The British government refused to disclose to Binyam’s lawyers its correspondence with the US authorities. Reprieve judicially reviewed that decision and this is the Court case which has been in the headlines for the last few weeks. The Court made it clear in its judgment that it was very unhappy in coming to its decision that the documents should not be disclosed. It came to this decision on the basis of national security, because there was a threat from the US that intelligence-sharing links with the UK would be cut if the documents were disclosed.

This in itself seems reasonably extraordinary (the US and the UK intelligence services rely on one another too much to fall out over one case) and indeed, the government has now said that the US did not in fact threaten the UK in this way. Further, it seems that whatever ‘threat’ was made was made by the Bush administration and that the UK government did not specifically check with the new Obama administration as to whether the threat was maintained. Reprieve has applied for the judgment to be re-visited in the light of the fact that there is some question as to “the accuracy and completeness of the evidence and submissions given by the [Foreign Secretary] on which the Court relied in reaching its judgment.”

David Davis, William Hague and now Lord Carlisle have spoken out criticising the government for its handling of the matter.

The documents need to be revealed for two reasons. First, to show whether our government was in fact complicit in Binyam’s torture and if so, at what level was that decision made. Secondly there will inevitably be those who dub Binyam a terrorist and a security threat. To clear his name, his torture and our government’s complicity in that process should be published.

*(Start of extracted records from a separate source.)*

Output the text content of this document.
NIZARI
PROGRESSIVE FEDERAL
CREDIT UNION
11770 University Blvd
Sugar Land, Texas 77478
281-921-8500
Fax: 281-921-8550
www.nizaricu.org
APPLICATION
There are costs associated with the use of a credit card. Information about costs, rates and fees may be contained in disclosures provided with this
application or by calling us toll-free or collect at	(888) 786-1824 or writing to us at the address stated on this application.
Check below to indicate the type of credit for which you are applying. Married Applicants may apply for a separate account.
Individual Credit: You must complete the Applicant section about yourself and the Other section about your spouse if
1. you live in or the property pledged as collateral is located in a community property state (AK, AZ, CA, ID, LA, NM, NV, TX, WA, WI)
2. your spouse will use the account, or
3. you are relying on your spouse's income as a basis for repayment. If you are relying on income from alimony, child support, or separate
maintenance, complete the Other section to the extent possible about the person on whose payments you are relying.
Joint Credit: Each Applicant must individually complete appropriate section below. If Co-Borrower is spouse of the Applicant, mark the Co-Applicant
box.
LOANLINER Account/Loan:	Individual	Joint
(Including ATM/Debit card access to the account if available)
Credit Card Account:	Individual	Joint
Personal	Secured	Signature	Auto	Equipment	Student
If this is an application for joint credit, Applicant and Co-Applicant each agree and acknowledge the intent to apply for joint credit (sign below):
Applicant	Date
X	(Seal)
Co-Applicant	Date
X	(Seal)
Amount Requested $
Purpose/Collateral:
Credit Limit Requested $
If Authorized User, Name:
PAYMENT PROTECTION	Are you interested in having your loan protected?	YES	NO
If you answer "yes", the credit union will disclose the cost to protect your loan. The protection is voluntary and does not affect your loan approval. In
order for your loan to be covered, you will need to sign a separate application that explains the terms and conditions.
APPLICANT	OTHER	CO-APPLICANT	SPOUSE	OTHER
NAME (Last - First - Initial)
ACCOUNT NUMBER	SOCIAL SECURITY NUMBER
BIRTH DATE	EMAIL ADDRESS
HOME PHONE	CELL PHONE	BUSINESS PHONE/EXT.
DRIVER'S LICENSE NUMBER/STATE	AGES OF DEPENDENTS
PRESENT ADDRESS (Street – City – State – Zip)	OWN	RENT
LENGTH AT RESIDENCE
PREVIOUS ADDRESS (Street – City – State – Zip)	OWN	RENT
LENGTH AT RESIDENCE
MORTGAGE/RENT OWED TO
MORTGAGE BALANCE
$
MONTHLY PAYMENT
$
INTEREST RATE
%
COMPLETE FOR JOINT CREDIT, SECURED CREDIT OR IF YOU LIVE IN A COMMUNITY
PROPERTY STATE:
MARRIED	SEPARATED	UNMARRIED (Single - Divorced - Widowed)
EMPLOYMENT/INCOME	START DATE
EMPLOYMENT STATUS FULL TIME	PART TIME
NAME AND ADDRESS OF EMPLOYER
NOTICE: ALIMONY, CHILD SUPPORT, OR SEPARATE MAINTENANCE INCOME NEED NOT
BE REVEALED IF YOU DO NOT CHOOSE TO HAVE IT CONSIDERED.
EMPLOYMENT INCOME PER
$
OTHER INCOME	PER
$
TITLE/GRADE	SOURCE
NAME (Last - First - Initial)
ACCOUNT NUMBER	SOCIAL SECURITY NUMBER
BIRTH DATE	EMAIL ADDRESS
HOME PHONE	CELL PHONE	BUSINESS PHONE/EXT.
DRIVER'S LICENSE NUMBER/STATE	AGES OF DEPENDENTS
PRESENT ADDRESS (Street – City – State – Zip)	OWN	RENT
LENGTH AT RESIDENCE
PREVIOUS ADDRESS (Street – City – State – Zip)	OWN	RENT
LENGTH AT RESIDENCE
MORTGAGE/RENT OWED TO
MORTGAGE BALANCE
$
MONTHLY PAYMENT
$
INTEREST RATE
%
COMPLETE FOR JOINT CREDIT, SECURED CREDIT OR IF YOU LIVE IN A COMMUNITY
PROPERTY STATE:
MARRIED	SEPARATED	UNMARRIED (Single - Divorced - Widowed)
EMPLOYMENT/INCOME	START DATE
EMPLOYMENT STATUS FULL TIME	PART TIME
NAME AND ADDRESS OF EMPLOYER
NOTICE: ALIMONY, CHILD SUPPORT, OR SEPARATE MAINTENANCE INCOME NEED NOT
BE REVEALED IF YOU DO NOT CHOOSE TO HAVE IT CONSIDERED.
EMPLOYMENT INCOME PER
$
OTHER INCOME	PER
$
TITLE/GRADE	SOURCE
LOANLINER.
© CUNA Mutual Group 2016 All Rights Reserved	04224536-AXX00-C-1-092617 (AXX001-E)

There appears to be no danger that intelligence sharing will in fact be compromised by these documents being disclosed and there is a real danger that ‘national security’ is being used when ‘national embarrassment’ would be more appropriate.

Of course, our government would rather that evidence of its complicity in Binyam’s torture did not come out, but it is time that the secrecy of this shameful chapter is put aside and we admit what happened to Binyam. This is necessary for us to maintain the moral high ground and avoid becoming those who use torture chambers in foreign countries to elicit the information they want to hear from those who are completely vulnerable.